A Little Bit of History... 

 

The Clydesdale Inn was Lanark’s first hotel for tourists though the initial idea was more to do with a gentleman’s club. The Inn started out in this manner with the local gentry taking fifteen shares at £50 each with Lanark Town Council having six shares in addition. It meant that the Inn was effectively Council property till it was sold to Clive Cox’s grandfather in 1908. He became the first private owner. 

By 1790 the money was raised and building work began , this was completed within budget two years later . Amongst the gentlemen who had shares in it were the Carmichaels , who had promoted the idea in the first place and David Dale, the founding father of New Lanark. After David Dale handed over control of New Lanark to his son in law Robert Owen, he too became a share-holder. All the shareholders met every year to look over the accounts after a sumptuous dinner where much wine and port was consumed. However, it was not long before the Clydesdale Inn became more than just a gentleman’s club, it became the most important hotel for tourism in Southern Scotland. The Falls of Clyde were one of Britain’s greatest natural attractions as they still are today. The visitors would also have paid a visit to New Lanark. In its early days the Clydesdale was known as the New Inn. It was called this when Dorothy Wordsworth, her brother William and their friend Samuel Taylor Coleridge came to the town on August 21st 1803. 

Using the Inn as their base they enjoyed visiting all the falls, however not all of the party were impressed by the catering at the Clydesdale. Though Dorothy enjoyed the singed sheep’s head – a Scottish delicacy, William was less impressed by it as he drew attention to ‘ the baleful stare of the sheep’s head.’ It was in the early 19th century that the Inn was used to house French officers during the Napoleonic Wars. The officers were allowed to wander freely around the town and several of them struck up relations with the local ladies. One of these was Captain Barard who married Miss Jean Currie, daughter of the Procurator Fiscal in Lanark. Ten days after the marriage he heard that Napoleon had escaped from Elba and he immediately left to join his regiment . However, he did return to his wife after the battle of Waterloo and had a long career as a French teacher. 

After the Napoleonic Wars the Clydesdale was extended in 1821 by the creation of the Assembly Room for dancing. During its construction a number of skeletons were found. These are presumed to be the remains of dead friars as the Friary lay on the site of the Clydesdale Inn. Charles Dickens was one of the prominent visitors to Lanark. He came to the Clydesdale in August 1841 under the assumed name of Nicholas Nickelby. He had his beard trimmed by a local barber who managed to discover his real identity and he let people see the clippings of Dickens’s beard for sixpence! There is also an account of Dickens visiting a bookshop at the bottom of Hope Street and asking for a suggestion for a good book to read only to be recommended one of his own works! 

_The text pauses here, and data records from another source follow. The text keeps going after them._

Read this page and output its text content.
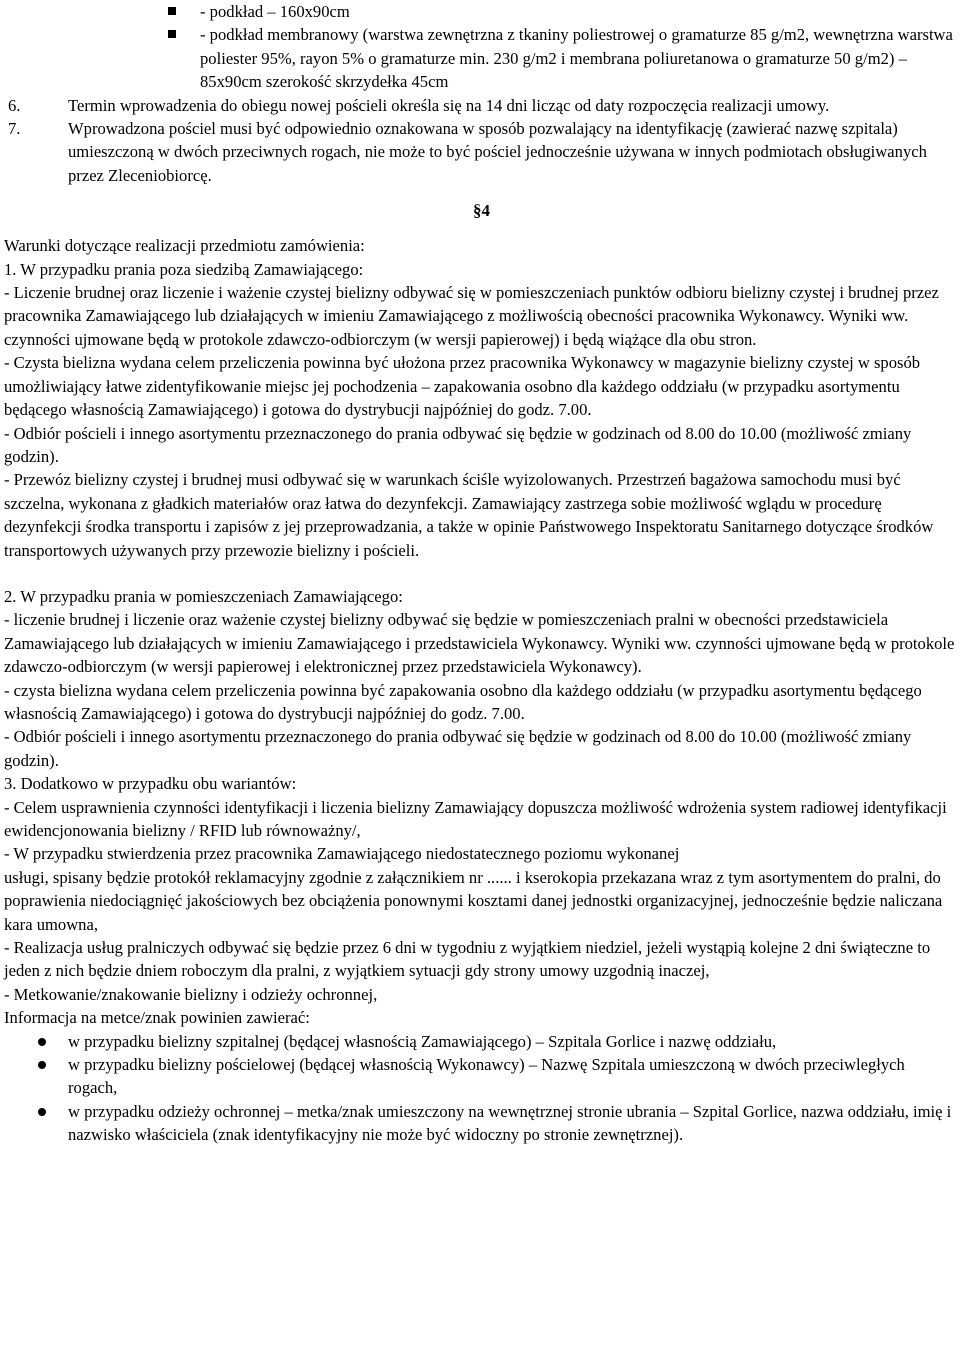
- podkład – 160x90cm
- podkład membranowy (warstwa zewnętrzna z tkaniny poliestrowej o gramaturze 85 g/m2, wewnętrzna warstwa poliester 95%, rayon 5% o gramaturze min. 230 g/m2 i membrana poliuretanowa o gramaturze 50 g/m2) – 85x90cm szerokość skrzydełka 45cm
6.	Termin wprowadzenia do obiegu nowej pościeli określa się na 14 dni licząc od daty rozpoczęcia realizacji umowy.
7.	Wprowadzona pościel musi być odpowiednio oznakowana w sposób pozwalający na identyfikację (zawierać nazwę szpitala) umieszczoną w dwóch przeciwnych rogach, nie może to być pościel jednocześnie używana w innych podmiotach obsługiwanych przez Zleceniobiorcę.

§4

Warunki dotyczące realizacji przedmiotu zamówienia:

1. W przypadku prania poza siedzibą Zamawiającego:

- Liczenie brudnej oraz liczenie i ważenie czystej bielizny odbywać się w pomieszczeniach punktów odbioru bielizny czystej i brudnej przez pracownika Zamawiającego lub działających w imieniu Zamawiającego z możliwością obecności pracownika Wykonawcy. Wyniki ww. czynności ujmowane będą w protokole zdawczo-odbiorczym (w wersji papierowej) i będą wiążące dla obu stron.

- Czysta bielizna wydana celem przeliczenia powinna być ułożona przez pracownika Wykonawcy w magazynie bielizny czystej w sposób umożliwiający łatwe zidentyfikowanie miejsc jej pochodzenia – zapakowania osobno dla każdego oddziału (w przypadku asortymentu będącego własnością Zamawiającego) i gotowa do dystrybucji najpóźniej do godz. 7.00.

- Odbiór pościeli i innego asortymentu przeznaczonego do prania odbywać się będzie w godzinach od 8.00 do 10.00 (możliwość zmiany godzin).

- Przewóz bielizny czystej i brudnej musi odbywać się w warunkach ściśle wyizolowanych. Przestrzeń bagażowa samochodu musi być szczelna, wykonana z gładkich materiałów oraz łatwa do dezynfekcji. Zamawiający zastrzega sobie możliwość wglądu w procedurę dezynfekcji środka transportu i zapisów z jej przeprowadzania, a także w opinie Państwowego Inspektoratu Sanitarnego dotyczące środków transportowych używanych przy przewozie bielizny i pościeli.

2. W przypadku prania w pomieszczeniach Zamawiającego:

- liczenie brudnej i liczenie oraz ważenie czystej bielizny odbywać się będzie w pomieszczeniach pralni w obecności przedstawiciela Zamawiającego lub działających w imieniu Zamawiającego i przedstawiciela Wykonawcy. Wyniki ww. czynności ujmowane będą w protokole zdawczo-odbiorczym (w wersji papierowej i elektronicznej przez przedstawiciela Wykonawcy).

- czysta bielizna wydana celem przeliczenia powinna być zapakowania osobno dla każdego oddziału (w przypadku asortymentu będącego własnością Zamawiającego) i gotowa do dystrybucji najpóźniej do godz. 7.00.

- Odbiór pościeli i innego asortymentu przeznaczonego do prania odbywać się będzie w godzinach od 8.00 do 10.00 (możliwość zmiany godzin).

3. Dodatkowo w przypadku obu wariantów:

- Celem usprawnienia czynności identyfikacji i liczenia bielizny Zamawiający dopuszcza możliwość wdrożenia system radiowej identyfikacji ewidencjonowania bielizny / RFID lub równoważny/,

- W przypadku stwierdzenia przez pracownika Zamawiającego niedostatecznego poziomu wykonanej

usługi, spisany będzie protokół reklamacyjny zgodnie z załącznikiem nr ...... i kserokopia przekazana wraz z tym asortymentem do pralni, do poprawienia niedociągnięć jakościowych bez obciążenia ponownymi kosztami danej jednostki organizacyjnej, jednocześnie będzie naliczana kara umowna,

- Realizacja usług pralniczych odbywać się będzie przez 6 dni w tygodniu z wyjątkiem niedziel, jeżeli wystąpią kolejne 2 dni świąteczne to jeden z nich będzie dniem roboczym dla pralni, z wyjątkiem sytuacji gdy strony umowy uzgodnią inaczej,

- Metkowanie/znakowanie bielizny i odzieży ochronnej,

Informacja na metce/znak powinien zawierać:

w przypadku bielizny szpitalnej (będącej własnością Zamawiającego) – Szpitala Gorlice i nazwę oddziału,
w przypadku bielizny pościelowej (będącej własnością Wykonawcy) – Nazwę Szpitala umieszczoną w dwóch przeciwległych rogach,
w przypadku odzieży ochronnej – metka/znak umieszczony na wewnętrznej stronie ubrania – Szpital Gorlice, nazwa oddziału, imię i nazwisko właściciela (znak identyfikacyjny nie może być widoczny po stronie zewnętrznej).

In 1844 a major meeting took place in the Clydesdale Inn to form the Caledonian Railway Company, which became the largest railway company in Scotland before being joined to the North British Railway to form the London and Scottish railway company in 1929. The chairman of this inaugural meeting was William Lockhart of Milton Lockhart. Prior to the railways however the Clydesdale Inn was the main place for coaches coming through Lanark to stop. It was a major hub for the mail services as well. Gradually the toilet facilities in the Clydesdale began to improve and in the 1850’s flush toilets were put in the building. The Clydesdale was the first place in Lanark to have proper toilet facilities. These were designed by the famous Yorkshire engineer called Thomas Crapper. The Clydesdale played an important part in the Lanimers as it was a tradition on Lanimer Day to throw rolls into the crowds of Lanarkians from the balcony over the front door. This was done to help to sustain everybody for the day ahead. During the late nineteenth century the Inn became very popular with the officers of the Lanarkshire Yeomanry. They would dine in the Clydesdale and then they would disperse the members of the Yeomanry who had been at their annual camp. 

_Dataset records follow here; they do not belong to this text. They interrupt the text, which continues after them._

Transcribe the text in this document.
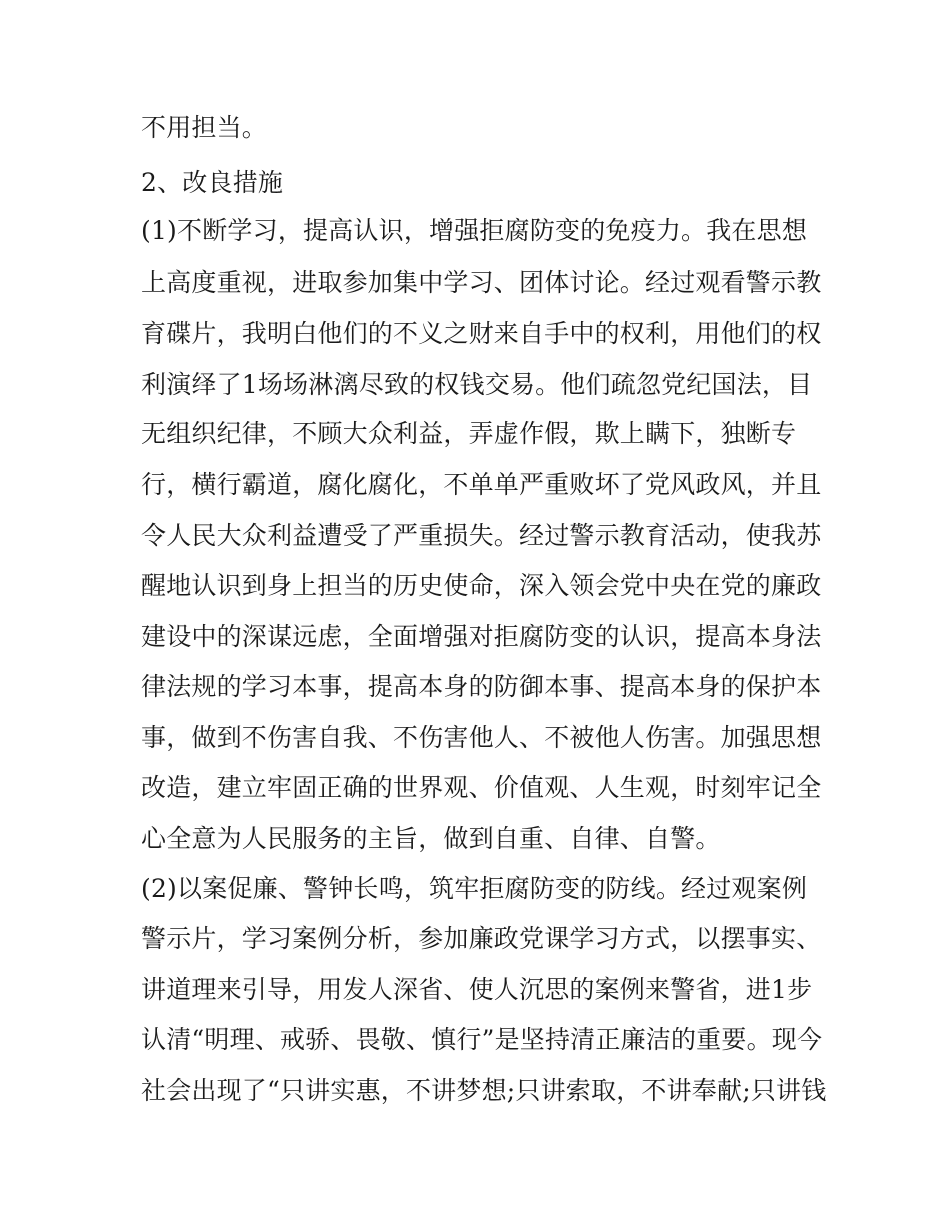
不用担当。
2、改良措施
(1)不断学习，提高认识，增强拒腐防变的免疫力。我在思想
上高度重视，进取参加集中学习、团体讨论。经过观看警示教
育碟片，我明白他们的不义之财来自手中的权利，用他们的权
利演绎了1场场淋漓尽致的权钱交易。他们疏忽党纪国法，目
无组织纪律，不顾大众利益，弄虚作假，欺上瞒下，独断专
行，横行霸道，腐化腐化，不单单严重败坏了党风政风，并且
令人民大众利益遭受了严重损失。经过警示教育活动，使我苏
醒地认识到身上担当的历史使命，深入领会党中央在党的廉政
建设中的深谋远虑，全面增强对拒腐防变的认识，提高本身法
律法规的学习本事，提高本身的防御本事、提高本身的保护本
事，做到不伤害自我、不伤害他人、不被他人伤害。加强思想
改造，建立牢固正确的世界观、价值观、人生观，时刻牢记全
心全意为人民服务的主旨，做到自重、自律、自警。
(2)以案促廉、警钟长鸣，筑牢拒腐防变的防线。经过观案例
警示片，学习案例分析，参加廉政党课学习方式，以摆事实、
讲道理来引导，用发人深省、使人沉思的案例来警省，进1步
认清“明理、戒骄、畏敬、慎行”是坚持清正廉洁的重要。现今
社会出现了“只讲实惠，不讲梦想;只讲索取，不讲奉献;只讲钱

This tradition was to be continued by William H Cox after he had taken the Inn over from the Council in 1908.In August 1910 William Cox played host to the judges and officials of the Lanark Aviation Meeting which was the World’s third International Airshow as well as being the Airshow that launched the creation of the RAF. This was definitely the Clydesdale’s greatest hour which was marked by a dinner for the participants and officials on August 13th 1910. This was recreated on exactly the same day as the original dinner on Saturday August 13th 2010 . This was made possible by the staff of the Clydesdale Inn who dressed up in period dress, decorated the assembly rooms and reproduced the menu down to such fine detail as the jelly. In the 20th century Field Marshall Montgomery dined in the Clydesdale after he had inspected the Polish soldiers and the Cameronians, both of whom fought with bravery and distinction in World War II. After the War The Clydesdale was the first place in Lanark to host live TV programmes. 

But gradually the Clydesdale fell into decay till JD Wetherspoons took it over in 1999 and ran it with success till it was sold to Hawthorn Leisure in 2014. For the past twenty years it has been popular as a place to eat and drink which is very much due to the excellent staff , dedicated to providing a great service to the customers. Hopefully Kieran, Rachael, Jimmy & the team will preserve the best aspects of what has been achieved over the past twenty years. We should take pride in almost 230 years of history embodied in the Clydesdale Inn.